【FIFAワールドカップ】〝闘将〟の見解は――。森保ジャパンは5日(日本時間6日)のカタールW杯決勝トーナメント1回戦で、クロアチアと激突する。初の8強進出がかかる大一番を前に、元日本代表主将の柱谷哲二氏(58)を緊急直撃。闘将はこれまでの戦いを分析した上で、1993年「ドーハの悲劇」をともに経験した森保一監督(54)には〝ステップアップ〟を求めた。

 ――日本の1次リーグの戦いぶりは

 柱谷氏(以下柱谷)大会前にベスト8にいくためには、スペインであろうが、ドイツであろうが、関係ないと言っていた。でもやってみると、なんで前半こんなにダメなんだろうという思いはあったよね。コスタリカ戦は負けてしまったし、全部ダメだった。

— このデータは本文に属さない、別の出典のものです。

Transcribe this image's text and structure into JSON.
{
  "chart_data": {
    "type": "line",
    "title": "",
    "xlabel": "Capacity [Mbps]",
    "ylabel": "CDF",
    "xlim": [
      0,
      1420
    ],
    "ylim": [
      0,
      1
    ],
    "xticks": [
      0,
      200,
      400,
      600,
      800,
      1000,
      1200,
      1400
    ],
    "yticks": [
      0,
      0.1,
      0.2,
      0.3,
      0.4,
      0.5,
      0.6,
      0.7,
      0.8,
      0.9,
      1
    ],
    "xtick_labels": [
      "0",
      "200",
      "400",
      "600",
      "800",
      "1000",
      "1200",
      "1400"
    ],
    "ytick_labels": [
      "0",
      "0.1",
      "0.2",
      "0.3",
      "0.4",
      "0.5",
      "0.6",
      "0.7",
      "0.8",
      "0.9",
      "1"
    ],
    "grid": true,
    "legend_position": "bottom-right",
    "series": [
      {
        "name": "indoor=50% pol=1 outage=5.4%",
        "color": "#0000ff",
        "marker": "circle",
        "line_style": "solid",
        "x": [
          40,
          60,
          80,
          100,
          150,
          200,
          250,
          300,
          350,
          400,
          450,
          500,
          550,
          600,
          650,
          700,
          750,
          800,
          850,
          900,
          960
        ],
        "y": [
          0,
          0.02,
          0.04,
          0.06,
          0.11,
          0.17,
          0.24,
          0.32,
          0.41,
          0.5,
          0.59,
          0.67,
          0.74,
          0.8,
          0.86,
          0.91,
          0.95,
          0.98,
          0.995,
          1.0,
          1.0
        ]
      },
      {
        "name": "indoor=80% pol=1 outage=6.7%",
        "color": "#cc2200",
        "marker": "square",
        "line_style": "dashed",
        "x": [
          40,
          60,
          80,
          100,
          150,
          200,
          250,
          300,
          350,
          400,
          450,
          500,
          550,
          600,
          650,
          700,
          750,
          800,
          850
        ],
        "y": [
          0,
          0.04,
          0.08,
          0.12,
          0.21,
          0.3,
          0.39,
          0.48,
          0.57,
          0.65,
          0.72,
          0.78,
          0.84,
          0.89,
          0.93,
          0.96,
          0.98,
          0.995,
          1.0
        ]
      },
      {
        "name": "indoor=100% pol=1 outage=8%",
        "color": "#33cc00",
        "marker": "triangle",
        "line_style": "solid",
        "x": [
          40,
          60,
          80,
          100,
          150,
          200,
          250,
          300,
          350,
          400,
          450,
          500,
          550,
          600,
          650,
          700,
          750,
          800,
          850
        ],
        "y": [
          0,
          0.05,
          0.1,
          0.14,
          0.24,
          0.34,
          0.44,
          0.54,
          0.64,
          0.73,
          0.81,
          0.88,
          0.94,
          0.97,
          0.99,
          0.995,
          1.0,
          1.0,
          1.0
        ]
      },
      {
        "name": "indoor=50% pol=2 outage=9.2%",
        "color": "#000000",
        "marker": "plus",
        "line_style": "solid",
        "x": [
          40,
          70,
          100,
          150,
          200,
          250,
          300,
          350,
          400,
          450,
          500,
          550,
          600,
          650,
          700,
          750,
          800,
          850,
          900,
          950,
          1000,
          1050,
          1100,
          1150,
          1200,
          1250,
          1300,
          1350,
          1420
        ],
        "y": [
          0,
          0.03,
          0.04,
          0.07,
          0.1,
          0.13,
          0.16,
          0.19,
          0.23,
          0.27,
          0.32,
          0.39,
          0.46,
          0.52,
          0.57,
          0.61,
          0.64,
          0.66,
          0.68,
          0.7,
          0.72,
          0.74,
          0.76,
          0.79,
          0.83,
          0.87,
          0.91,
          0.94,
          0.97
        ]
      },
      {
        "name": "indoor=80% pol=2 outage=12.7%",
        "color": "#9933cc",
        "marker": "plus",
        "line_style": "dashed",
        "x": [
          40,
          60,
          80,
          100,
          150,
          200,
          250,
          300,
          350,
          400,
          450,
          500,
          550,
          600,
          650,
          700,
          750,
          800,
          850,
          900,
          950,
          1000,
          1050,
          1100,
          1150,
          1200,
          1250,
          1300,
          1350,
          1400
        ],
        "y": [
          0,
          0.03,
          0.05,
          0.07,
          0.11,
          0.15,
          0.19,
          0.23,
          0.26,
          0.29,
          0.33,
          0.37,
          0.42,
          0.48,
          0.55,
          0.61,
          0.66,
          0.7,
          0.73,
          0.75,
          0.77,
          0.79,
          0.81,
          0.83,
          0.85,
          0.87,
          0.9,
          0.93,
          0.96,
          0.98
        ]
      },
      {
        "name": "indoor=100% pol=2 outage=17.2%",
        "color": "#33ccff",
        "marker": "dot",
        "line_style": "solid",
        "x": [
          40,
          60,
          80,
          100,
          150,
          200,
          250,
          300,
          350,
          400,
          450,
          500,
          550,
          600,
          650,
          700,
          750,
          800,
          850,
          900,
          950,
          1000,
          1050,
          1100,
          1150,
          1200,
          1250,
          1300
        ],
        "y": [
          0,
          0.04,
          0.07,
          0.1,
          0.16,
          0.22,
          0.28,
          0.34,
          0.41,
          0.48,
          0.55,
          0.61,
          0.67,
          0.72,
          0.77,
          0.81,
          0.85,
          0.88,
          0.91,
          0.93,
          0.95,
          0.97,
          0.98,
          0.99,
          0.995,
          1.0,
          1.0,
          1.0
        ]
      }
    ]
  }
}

 ――優勝候補のドイツとスペインに勝ってE組首位突破

 柱谷 1戦目で「これ奇跡だな」とは思ったけど、奇跡は2回起こせない。力があるということ。リアクションサッカーがうまくハマったのかなと。持たれてもいいから、カウンターで仕留めるイメージ。ただコスタリカに関しては、アクションを起こさないといけない。そういう部分では、まだ足りない部分なのかな。

 ――どこにチームの力量を感じるか

 柱谷 監督のやりたいサッカーの共通理解っていうのは、相当高いレベルにあるんじゃないかな。日本代表全部のチームワークも、とても高いレベルにある。そこは良さだと思う。DF吉田麻也(シャルケ)だったり、DF長友佑都(FC東京)であったり、ベテランの存在がそういうチームをつくる上で、すごくプラスになっている。監督ができない部分をうまくフォローしていると思うよ。

 ――自身もチームをまとめる立場だった

 柱谷 僕自身が(元日本代表監督のハンス)オフトに毎日のように呼ばれていた。何を選手たちに伝えなきゃいけないかっていうことを常に考えてやっていたし、そこでラモス(瑠偉)さんだったりベテランをチームに浸透させる作業をやったし、そういうことを森保ジャパンはやってただろうね。

 ――MF鎌田大地(Eフランクフルト)、MF久保建英(レアル・ソシエダード)はやや低調だ

 柱谷 これは仕方ないことでもある。やっぱり組織を強くすると、強い個は消えてしまう。特に鎌田に関しては後ろ(守備的MF)にいいボールを配給する選手がいないと生きてこない。だからコスタリカ戦なんかはMF柴崎岳(レガネス)を入れてもよかったかな。

 ――決勝トーナメント1回戦はクロアチアが相手

 柱谷 強豪に対する戦い方は、どう守るかということとか慣れてきたと思う。それに、勝つことによって自信を持てる。クロアチアはドイツ、スペインよりも強いのかだけど、しぶとく勝ち上がったとはいえ、そこまでじゃないと思う。

 ――選手起用も大事

 柱谷 安定している選手はそのまま継続するだろうし、監督にはドイツ戦の後半というイメージがあるんじゃないか。(スペイン戦も含めて)3バックで勝っているから。DF板倉滉(ボルシアMG)は(累積警告で)使えないから、DF冨安健洋(アーセナル)、DF谷口彰悟(川崎)を使うのかはある。

 ――キーマンは

 柱谷 MF堂安律(フライブルク)だね。やっぱり乗っている選手には、ボールがこぼれてきたりするから。頭(スタメン)からなのか、途中からなのかわからないけど、今〝持っている〟選手が決めてくれるんじゃないかな。

 ――16強入りで森保監督続投の可能性もある

 柱谷 森保には一度(日本代表監督を)休憩してもらった方がいい。ライセンスのことはあるけど、欧州のクラブで指揮を執るチャレンジをしてほしい。それでいずれ再登板してもいいわけだから。多くの選手が欧州に行っているけど、どこの国でもいいからトップリーグの監督としてやってもらいたいし、いずれはCL(欧州チャンピオンズリーグ)に出るようなクラブをね。

 ――方針に関しては

 柱谷 新しい監督が日本人だろうが、外国人だろうが、サッカー協会が「こういうサッカーをしてほしい」と伝えないと。監督を変えてサッカーを代えるのではなくて、継続性のある強化をやるべきだよね。